Of course we’d want to party.
ALEXANDRA A. PETRI ’10
Washington, D.C
May 3, 2011
Alexandra A. Petri ’10, a former Crimson columnist, writes opinion pieces for The Washington Post.
Reflecting on Obama’s Speech
President Obama deserves our unalloyed praise for hastening Osama bin Laden’s demise. Yes, President George W. Bush established the mission, but Obama made it a priority. Yes, the CIA secured the intelligence, but Obama acted on it. By doing so, he exhibited the quality that his supporters have long attributed to him without much evidence: judgment.
The operation was extremely risky, and the president was intimately involved. Although the CIA was unsure whether bin Laden was inside the compound—some analysts put odds at 60 percent—Obama carried on. His national-security advisers were divided over whether to attack by air or by land, but the president knew we needed the body. He ordered a ground assault. And despite the risk that Pakistan would chafe at a military strike deep inside its borders—and at our lack of a warning—the president knew too much was at stake. He made the right calls, and they paid off.
The president’s speech to the nation, on the other hand, deserves praise of a tepid kind—not because he did anything egregiously wrong, but because he didn’t do anything especially right. Appropriately, his voice was grave, his countenance sober. He reflected the gravity of the moment. (He also was probably tired.)
He spoke movingly about 9/11, placing the images of “hijacked planes cutting through a cloudless September sky” and “black smoke billowing up from the Pentagon” squarely in our minds. He spoke concretely (but, thankfully, not too concretely) about the operation: his initial order to CIA director Leon Panetta, his subsequent meetings with advisers, his final decision to make the attack. He reminded the nation, and the world, that ours is not a war against Islam, that we are grateful for our military, and that we still feel the pain of 9/11.
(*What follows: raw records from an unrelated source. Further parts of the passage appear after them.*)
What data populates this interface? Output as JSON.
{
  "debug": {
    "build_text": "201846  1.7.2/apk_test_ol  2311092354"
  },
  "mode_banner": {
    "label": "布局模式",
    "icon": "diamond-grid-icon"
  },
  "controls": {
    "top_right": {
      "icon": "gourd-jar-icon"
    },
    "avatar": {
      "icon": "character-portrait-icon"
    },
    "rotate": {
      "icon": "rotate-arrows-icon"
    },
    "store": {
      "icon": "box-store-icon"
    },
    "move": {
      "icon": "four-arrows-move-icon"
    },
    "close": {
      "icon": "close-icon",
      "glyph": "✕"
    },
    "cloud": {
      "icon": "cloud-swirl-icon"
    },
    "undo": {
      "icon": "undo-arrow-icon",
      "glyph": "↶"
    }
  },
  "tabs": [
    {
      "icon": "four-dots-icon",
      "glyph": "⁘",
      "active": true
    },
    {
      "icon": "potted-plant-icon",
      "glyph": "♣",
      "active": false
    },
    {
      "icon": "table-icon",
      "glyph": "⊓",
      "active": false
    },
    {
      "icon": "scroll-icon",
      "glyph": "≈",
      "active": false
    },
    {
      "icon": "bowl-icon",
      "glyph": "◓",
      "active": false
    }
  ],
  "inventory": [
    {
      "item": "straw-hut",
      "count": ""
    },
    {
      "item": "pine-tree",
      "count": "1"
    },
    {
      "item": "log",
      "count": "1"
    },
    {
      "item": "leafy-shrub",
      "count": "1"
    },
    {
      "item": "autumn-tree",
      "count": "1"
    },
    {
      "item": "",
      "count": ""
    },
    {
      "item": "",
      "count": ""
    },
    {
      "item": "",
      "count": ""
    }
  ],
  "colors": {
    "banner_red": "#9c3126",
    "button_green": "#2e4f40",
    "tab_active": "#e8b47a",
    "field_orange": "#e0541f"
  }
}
Nonetheless, nothing he said was particularly memorable. (I admit I made use of a transcript.) And the president has an unfortunate tendency of ending his speeches with a little-engine-that-could shtick. “Tonight, we are once again reminded that America can do whatever we set our mind to,” he said. “That is the story of our history, whether it’s the pursuit of prosperity for our people, or the struggle for equality for all our citizens.”
It was as if he were giving us a pep talk. And so the president pulled a switcheroo on Sunday: He showed himself to be less than eloquent and more than wise.